Os órgãos envolvidos na ajuda aos desabrigados confirmaram que não houve distribuição de carne desde o início do acampamento, há 11 dias. Apenas 93 frangos foram distribuídos.
A Defesa Civil e a prefeitura acreditam que as próprias famílias devem buscar recursos para se manter no acampamento, mas também são ajudadas por doações de comerciantes e funcionários públicos.
Até ontem, as 350 famílias do Parque de Exposições haviam recebido, em doações, 3.300 pães, consumidos em, no máximo, um dia, uma camionete com frutas e verduras doadas por um supermercado, 940 quilos de arroz, que hoje já estão no final, e os 93 frangos.

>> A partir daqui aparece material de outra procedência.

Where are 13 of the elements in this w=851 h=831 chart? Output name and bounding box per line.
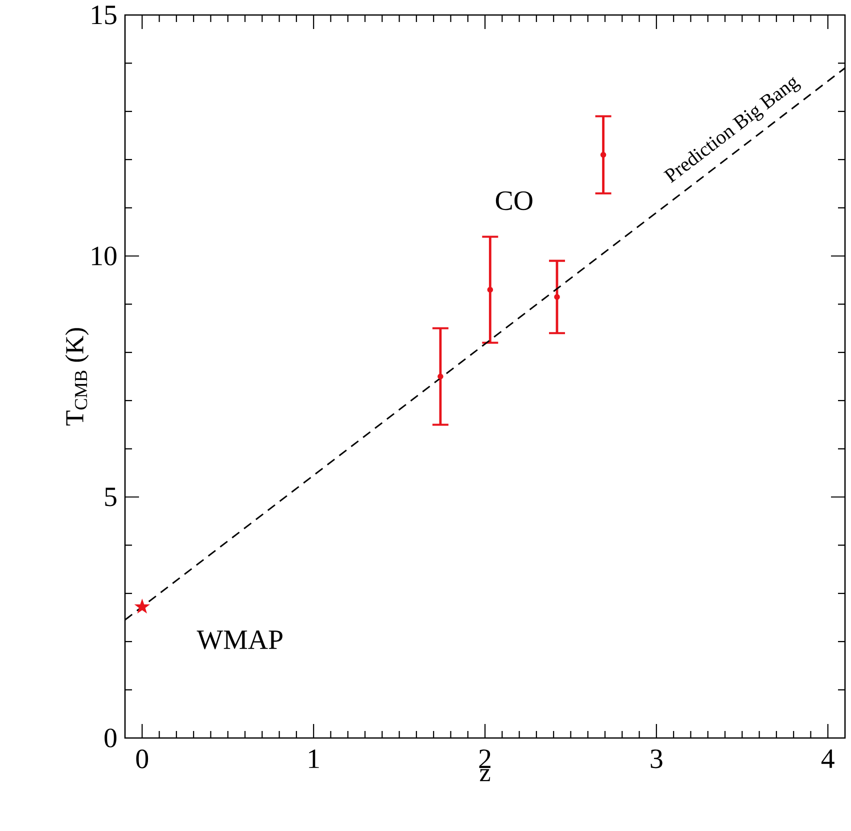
x-tick-label: 2 — [479, 750, 490, 768]
x-tick-label: 1 — [309, 750, 319, 768]
annotation: CO — [496, 191, 532, 210]
x-tick-label: 4 — [821, 750, 834, 768]
y-tick-label: 10 — [92, 246, 116, 266]
x-axis-title: z — [480, 769, 490, 782]
y-tick-label: 15 — [92, 6, 116, 24]
y-tick-label: 0 — [104, 728, 116, 748]
y-tick-label: 5 — [105, 488, 116, 506]
annotation: WMAP — [196, 630, 282, 650]
y-axis-title: T$_{CMB}$ (K) — [65, 328, 89, 426]
x-tick-label: 3 — [650, 750, 662, 768]
x-tick-label: 0 — [136, 750, 148, 768]
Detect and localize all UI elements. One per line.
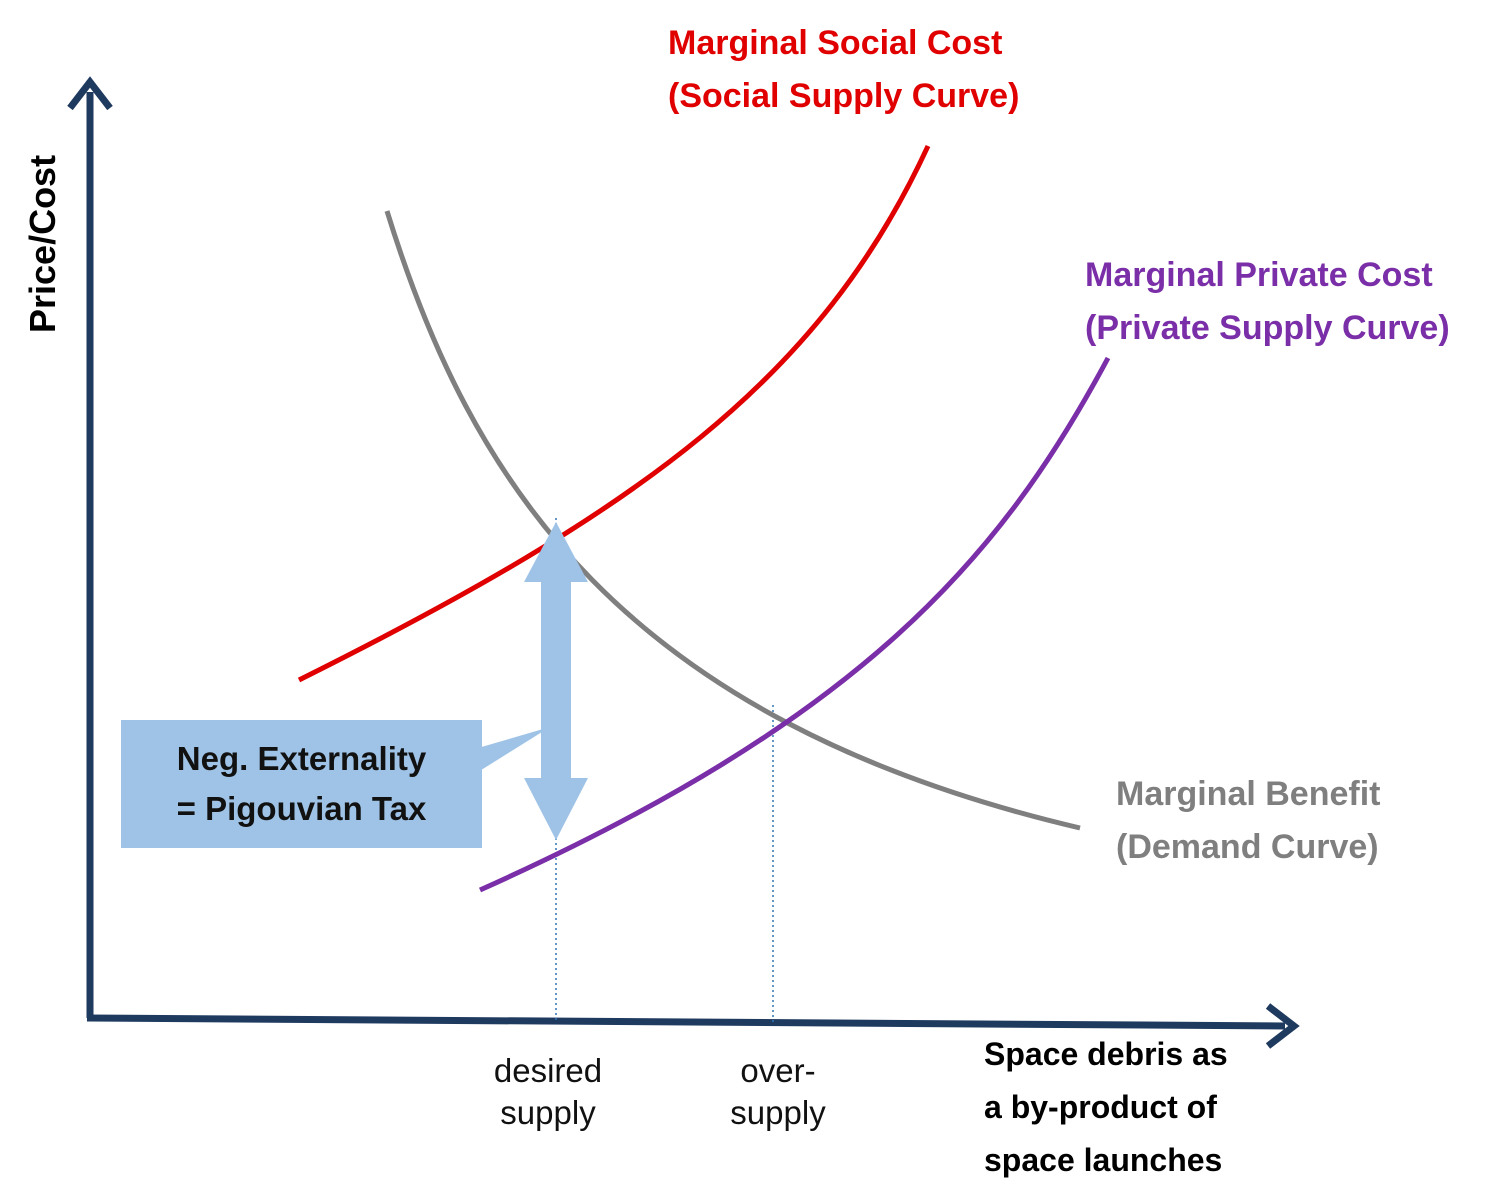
oversupply-tick-label: over- supply [730, 1052, 826, 1131]
x-axis [86, 1014, 1286, 1030]
marginal-private-cost-label: Marginal Private Cost (Private Supply Cu… [1085, 256, 1450, 347]
marginal-benefit-label: Marginal Benefit (Demand Curve) [1116, 775, 1381, 866]
tax-double-arrow [524, 522, 588, 840]
pigouvian-tax-callout: Neg. Externality = Pigouvian Tax [121, 720, 482, 848]
callout-pointer [478, 727, 550, 772]
marginal-private-cost-curve [478, 356, 1111, 893]
x-axis-label: Space debris as a by-product of space la… [984, 1036, 1228, 1178]
y-axis-label: Price/Cost [22, 154, 63, 333]
marginal-benefit-curve [384, 210, 1081, 831]
marginal-social-cost-curve [297, 144, 931, 683]
y-axis-arrowhead [67, 76, 113, 111]
marginal-social-cost-label: Marginal Social Cost (Social Supply Curv… [668, 24, 1020, 115]
x-axis-arrowhead [1265, 1003, 1300, 1049]
desired-supply-tick-label: desired supply [493, 1052, 603, 1131]
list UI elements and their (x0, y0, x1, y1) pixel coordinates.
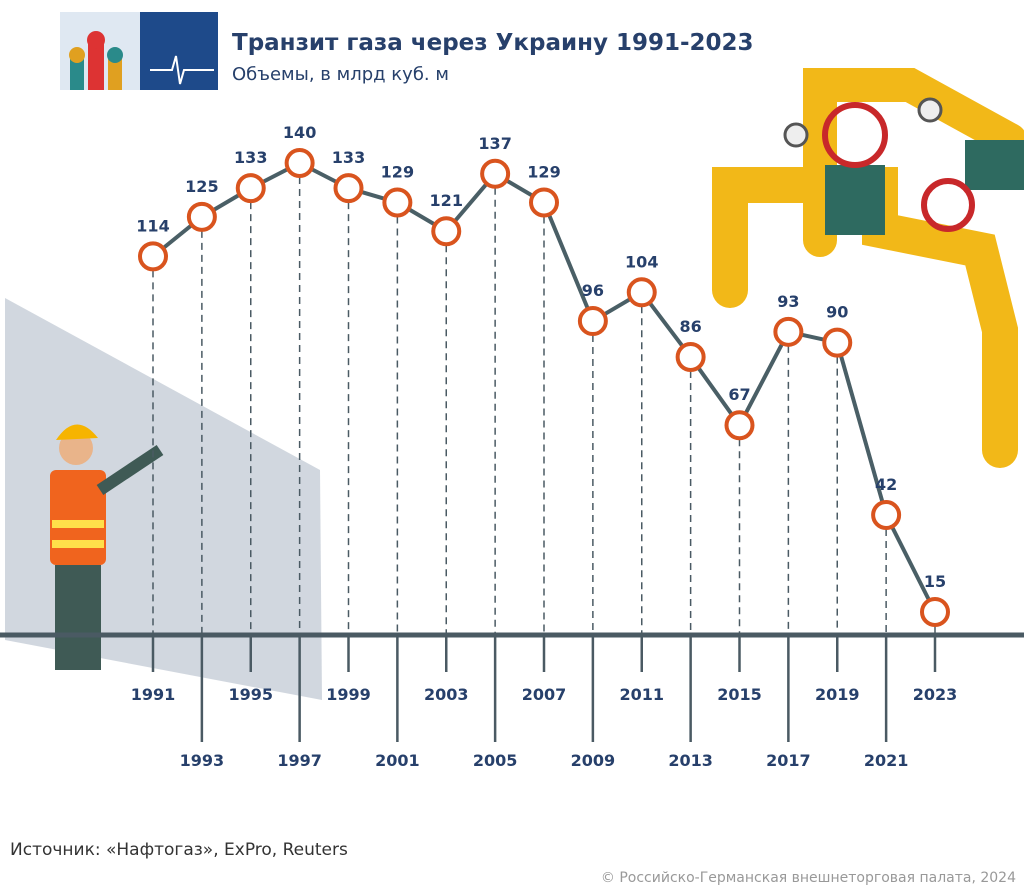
marker (333, 173, 364, 204)
value-label: 137 (478, 134, 511, 153)
x-tick-label: 2011 (619, 685, 664, 704)
marker (382, 187, 413, 218)
x-tick-label: 1999 (326, 685, 371, 704)
chart-subtitle: Объемы, в млрд куб. м (232, 64, 449, 85)
marker (920, 597, 950, 627)
x-tick-label: 2005 (473, 751, 518, 770)
x-tick-label: 2021 (864, 751, 909, 770)
marker (284, 148, 315, 178)
x-tick-label: 1991 (131, 685, 176, 704)
x-tick-label: 2023 (913, 685, 958, 704)
value-label: 67 (728, 385, 750, 404)
x-tick-label: 2015 (717, 685, 762, 704)
value-label: 90 (826, 303, 848, 322)
value-label: 114 (136, 216, 169, 235)
value-label: 125 (185, 177, 218, 196)
marker (186, 201, 217, 232)
x-tick-label: 2001 (375, 751, 420, 770)
chart-title: Транзит газа через Украину 1991-2023 (232, 30, 754, 56)
x-tick-label: 2009 (571, 751, 616, 770)
marker (431, 216, 462, 247)
value-label: 96 (582, 281, 604, 300)
pipes-illustration (712, 68, 1024, 468)
marker (577, 306, 608, 337)
value-label: 42 (875, 475, 897, 494)
marker (822, 327, 853, 358)
value-label: 15 (924, 572, 946, 591)
marker (138, 241, 168, 272)
marker (675, 341, 706, 372)
value-label: 93 (777, 292, 799, 311)
value-label: 129 (381, 163, 414, 182)
x-tick-label: 2003 (424, 685, 469, 704)
value-label: 133 (234, 148, 267, 167)
value-label: 86 (679, 317, 701, 336)
source: Источник: «Нафтогаз», ExPro, Reuters (10, 840, 348, 860)
value-label: 133 (332, 148, 365, 167)
value-label: 129 (527, 163, 560, 182)
marker (480, 158, 511, 189)
logo (60, 12, 218, 90)
x-tick-label: 1993 (180, 751, 225, 770)
marker (235, 173, 266, 204)
marker (871, 500, 902, 531)
value-label: 140 (283, 123, 316, 142)
x-tick-label: 2017 (766, 751, 811, 770)
credit: © Российско-Германская внешнеторговая па… (601, 870, 1016, 886)
value-label: 104 (625, 252, 658, 271)
worker-illustration (5, 298, 322, 700)
marker (724, 410, 755, 441)
marker (773, 316, 804, 347)
x-tick-label: 1995 (228, 685, 273, 704)
x-tick-label: 1997 (277, 751, 322, 770)
x-tick-label: 2013 (668, 751, 713, 770)
marker (529, 187, 559, 218)
marker (626, 277, 657, 308)
x-tick-label: 2019 (815, 685, 860, 704)
x-tick-label: 2007 (522, 685, 567, 704)
value-label: 121 (430, 191, 463, 210)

Não há previsão de distribuição de cestas básicas, por decisão dos órgãos envolvidos.
A secretária municipal de Política e Cidadania, Graça de Oliveira, que trabalha no Parque de Exposições como voluntária, disse que o alimento recebido em doações ‘‘não dá para todo mundo’’, mas é voltado para atender ‘‘os mais pobres’’.
‘‘A gente usa o bom senso na hora de distribuir’’, disse Graça, para quem a situação não é de ‘‘calamidade’’, a ponto de se desencadear uma grande campanha de arrecadação de alimentos. ‘‘A família que aparecer aqui (na sala da Defesa Civil instalada no Parque) dizendo que está com fome, será atendida’’, afirmou.
ComidaO governador do Acre, Jorge Viana (AC), disse hoje que a população atingida pelas cheias no Estado é tão pobre que o número de desabrigados pode até triplicar, caso o governo faça uma distribuição de cestas básicas.
Segundo ele, é muito provável que as possíveis listas de distribuição ‘‘inchem’’ com pessoas pobres que não foram atingidas pelos alagamentos. ‘‘Ao invés de ajudar, podemos até aumentar o problema , disse Viana. Para o assessor de imprensa do governo, Aníbal Diniz, o simples anúncio de uma distribuição de comida provocaria uma corrida ao Parque de Exposições, onde estão as famílias desabrigadas em Rio Branco.
O governador, no entanto, disse que irá atender às determinações da Defesa Civil, que, baseada no acompanhamento da situação, até ontem não havia requisitado a distribuição de alimentos. Para Viana, o fenômeno das cheias e dos alagamentos, conhecidos como ‘‘alagação e que todos os anos, em maior ou menor extensão, faz desabrigados, muitas vezes é explorado politicamente’’. Na semana passada o governador acreano esteve na Defesa Civil Nacional, em Brasília, mas não fez pedidos para receber alimentos. O secretário-adjunto de Estado de Saúde, que atua no atendimento às famílias, Adônidas Freitas Rodrigues, disse que a idéia é estabelecer critérios para a distribuição dos alimentos.